La Seine qui draine finalement toutes les eaux des cours d´eau du département traverse ce dernier sur 106 km. Son principal affluent seine-et-marnais est la Marne. La Seine arrose notamment Bray-sur-Seine, Montereau-Fault-Yonne et Melun. L´Orvin, la Voulzie, l´Yonne, le Loing et l´Yerres se jettent en son sein. Etangs et marais étaient jadis très nombreux, mais suite à des travaux de drainage surtout menés aux XIXe et XXe siècles, ces zones sont bien plus rares aujourd´hui. Il n’en reste pas moins qu’elle nous réserve des trésors de flore et de faune, notamment dans sa traversée de sa Bassée et les amoureux de canoë sont toujours émerveillés par des rencontres magiques et insoupçonnables.

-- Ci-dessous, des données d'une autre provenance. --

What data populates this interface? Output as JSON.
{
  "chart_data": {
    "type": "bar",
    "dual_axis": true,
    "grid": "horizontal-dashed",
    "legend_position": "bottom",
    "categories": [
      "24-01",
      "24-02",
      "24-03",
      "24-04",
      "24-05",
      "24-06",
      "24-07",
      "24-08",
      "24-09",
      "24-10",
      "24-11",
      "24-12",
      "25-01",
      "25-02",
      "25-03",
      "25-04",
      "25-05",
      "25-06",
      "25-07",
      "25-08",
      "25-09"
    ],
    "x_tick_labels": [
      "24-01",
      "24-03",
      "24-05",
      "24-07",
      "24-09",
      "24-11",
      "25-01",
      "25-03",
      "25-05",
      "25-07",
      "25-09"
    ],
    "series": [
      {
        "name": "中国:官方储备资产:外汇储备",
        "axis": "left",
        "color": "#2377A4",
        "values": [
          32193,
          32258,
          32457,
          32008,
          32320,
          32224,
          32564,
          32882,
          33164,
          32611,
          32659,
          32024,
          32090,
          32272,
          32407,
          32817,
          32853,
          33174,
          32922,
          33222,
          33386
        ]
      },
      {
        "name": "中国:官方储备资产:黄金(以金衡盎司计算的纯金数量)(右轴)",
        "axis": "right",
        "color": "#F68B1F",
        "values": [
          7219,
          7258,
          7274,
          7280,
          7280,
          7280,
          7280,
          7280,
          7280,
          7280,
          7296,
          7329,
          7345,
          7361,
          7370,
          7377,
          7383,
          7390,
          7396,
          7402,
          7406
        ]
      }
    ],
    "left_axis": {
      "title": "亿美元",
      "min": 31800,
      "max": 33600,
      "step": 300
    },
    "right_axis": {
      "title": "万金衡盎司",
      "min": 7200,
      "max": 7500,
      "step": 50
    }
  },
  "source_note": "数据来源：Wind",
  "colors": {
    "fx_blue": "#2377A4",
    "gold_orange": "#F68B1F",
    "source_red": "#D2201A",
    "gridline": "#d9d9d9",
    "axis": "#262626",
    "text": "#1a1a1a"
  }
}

Longue de 780 kilomètres, elle coule dans le Bassin parisien et arrose notamment Troyes, Paris et Rouen. Sa source se situe à 470 mètres d’altitude, à Saint-Germain-Source-Seine dans le plateau de Langres, en Côte-d’Or. Son cours a une orientation générale du sud-est au nord-ouest. Elle se jette dans la Manche, à hauteur du méridien du Hode, près du Havre. Son bassin versant, d’une superficie d’environ 75 000 km², intéresse près de 30 % de la population du pays. Il est géré par l’agence de l’eau Seine-Normandie. La Seine est donc bien une artère de vie !
Seine vient du latin Sequana, lui-même emprunté aux peuplades celtiques autochtones. L’Yonne et la Seine auraient été considérées comme jumelles, seul le cours supérieur ayant été appelé Seine après transcription par César du mot latin (I)sicauna en Sequana. On y retrouve le nom de l’Yonne : Icauna ou Icaonna. (Le nom de Seine pourrait donc être un diminutif du nom de l’Yonne.) ce qui ne va pas sans lever quelques polémiques sur qui se jette dans qui. La Seine est une voie navigable très importante, reliant Paris à la Manche. De ce fait, deux des plus importants ports fluviaux de France s’y trouvent : Paris (port de Gennevilliers) et Rouen qui est également un important port maritime permettant le transbordement (c’est le premier port céréalier d’Europe). Elle est navigable en amont de Paris jusqu’à Nogent-sur-Seine, important port céréalier. Autres ports fluviaux notables : Limay-Porcheville (agglomération de Mantes-la-Jolie), Montereau (sites gérés par le port autonome de Paris).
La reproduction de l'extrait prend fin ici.